I finished the evening with the obligatory visit to a casino. Gambling has come to define Macau in the last 5 years or so, and it apparently makes more money per casino than Vegas. I went to the first one I came to, and followed the signs for the 'gaming floor' with some trepidation, half worried and half hoping that I'd be stopped by one of the uniformed overseers before I'd gone 10yards. They searched my bag and made me walk through a metal detector, but made no objection to my Pakistani pyjama trousers with long-sleeve t-shirt combo and let me in. This lost them some esteem, in my eyes at least.

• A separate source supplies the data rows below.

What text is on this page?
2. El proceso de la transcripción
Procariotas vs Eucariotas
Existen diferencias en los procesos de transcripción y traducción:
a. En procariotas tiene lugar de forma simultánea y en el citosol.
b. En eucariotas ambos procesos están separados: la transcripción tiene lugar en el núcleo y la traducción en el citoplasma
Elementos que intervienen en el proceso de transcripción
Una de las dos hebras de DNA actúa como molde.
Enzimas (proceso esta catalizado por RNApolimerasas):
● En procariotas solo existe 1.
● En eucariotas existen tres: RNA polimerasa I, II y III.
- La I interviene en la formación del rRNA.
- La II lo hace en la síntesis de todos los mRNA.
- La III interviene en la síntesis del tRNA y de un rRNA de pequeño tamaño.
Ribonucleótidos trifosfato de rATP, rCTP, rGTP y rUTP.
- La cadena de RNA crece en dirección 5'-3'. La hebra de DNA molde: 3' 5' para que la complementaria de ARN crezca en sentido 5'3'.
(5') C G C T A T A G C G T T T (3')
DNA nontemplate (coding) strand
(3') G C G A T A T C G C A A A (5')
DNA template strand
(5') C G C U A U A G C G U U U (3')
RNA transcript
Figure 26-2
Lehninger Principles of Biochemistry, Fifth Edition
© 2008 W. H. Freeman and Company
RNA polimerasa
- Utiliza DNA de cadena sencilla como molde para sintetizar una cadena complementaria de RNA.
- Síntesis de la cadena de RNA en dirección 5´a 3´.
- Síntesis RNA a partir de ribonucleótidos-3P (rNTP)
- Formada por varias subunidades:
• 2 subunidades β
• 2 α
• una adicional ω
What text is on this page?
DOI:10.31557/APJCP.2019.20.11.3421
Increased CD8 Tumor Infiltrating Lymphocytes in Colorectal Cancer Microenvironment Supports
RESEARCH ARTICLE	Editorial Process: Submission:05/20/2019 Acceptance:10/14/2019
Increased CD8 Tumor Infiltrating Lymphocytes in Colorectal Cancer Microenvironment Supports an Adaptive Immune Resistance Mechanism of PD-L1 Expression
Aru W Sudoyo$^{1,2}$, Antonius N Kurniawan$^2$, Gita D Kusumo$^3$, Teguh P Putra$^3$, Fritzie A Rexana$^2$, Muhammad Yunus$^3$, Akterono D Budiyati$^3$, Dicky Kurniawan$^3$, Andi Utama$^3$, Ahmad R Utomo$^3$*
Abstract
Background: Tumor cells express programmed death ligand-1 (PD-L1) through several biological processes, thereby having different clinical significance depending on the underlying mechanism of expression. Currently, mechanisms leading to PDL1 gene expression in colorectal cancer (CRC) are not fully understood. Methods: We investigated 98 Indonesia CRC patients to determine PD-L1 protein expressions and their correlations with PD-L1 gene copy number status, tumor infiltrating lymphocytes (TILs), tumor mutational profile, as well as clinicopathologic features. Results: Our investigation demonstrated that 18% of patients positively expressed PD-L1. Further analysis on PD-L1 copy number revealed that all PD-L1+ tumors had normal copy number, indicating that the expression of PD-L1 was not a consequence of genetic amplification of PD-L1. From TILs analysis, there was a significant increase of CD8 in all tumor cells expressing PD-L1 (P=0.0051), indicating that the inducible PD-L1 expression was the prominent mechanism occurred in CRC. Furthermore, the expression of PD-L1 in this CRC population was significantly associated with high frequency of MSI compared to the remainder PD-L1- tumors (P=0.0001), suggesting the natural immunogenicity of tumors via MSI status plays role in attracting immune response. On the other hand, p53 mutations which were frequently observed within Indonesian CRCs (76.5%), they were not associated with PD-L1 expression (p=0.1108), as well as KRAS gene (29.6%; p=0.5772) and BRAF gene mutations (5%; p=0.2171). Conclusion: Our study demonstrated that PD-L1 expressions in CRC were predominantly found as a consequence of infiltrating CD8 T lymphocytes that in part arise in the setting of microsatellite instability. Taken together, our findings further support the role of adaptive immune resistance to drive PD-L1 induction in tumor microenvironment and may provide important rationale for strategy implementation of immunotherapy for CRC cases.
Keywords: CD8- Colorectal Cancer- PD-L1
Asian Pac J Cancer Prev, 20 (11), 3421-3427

I've only ever been to one other casino, in Walsall. Surprisingly it was quite similar. Lots of no-armed bandits (everything is electronic these days) with mesmerised, expressionless people in front of them, feeding them coin after coin. I've never understood the slots. You put money in, and get nothing out. No excitement, no challenge, no amusement, and certainly no money. These ones didn't even have much in the way of gimmicks or flashing lights to divert. Apart from the slots, there was Baccarat, which I've never seen before, but which seems to involve one player risking their own money trying to beat the bank, which risks other players' money trying to beat him. No one wins. There was one 'watcher' to each table, and the elaborate hand movements of the croupiers suggested that being suspected of sharp practice was not worth their fingers. One girl seemed to be playing an invisible harp, as she gestured in slow, clear, graceful movements for bets, or no bets, or whatever.
One roulette wheel (automated- where's the pretty croupier I saw in that bond film?) and some dice game involving predicting how 3 dice will fall. This I can do. I've played enough backgammon lately to know that the dice will always fall in the worst possible combination. I left after about 25minutes snooping, with exactly as little money in my pocket as I had when I went in. The uniformed gremlins glared at me as I escaped. Casinos intimidate me, and I think that's probably for the best.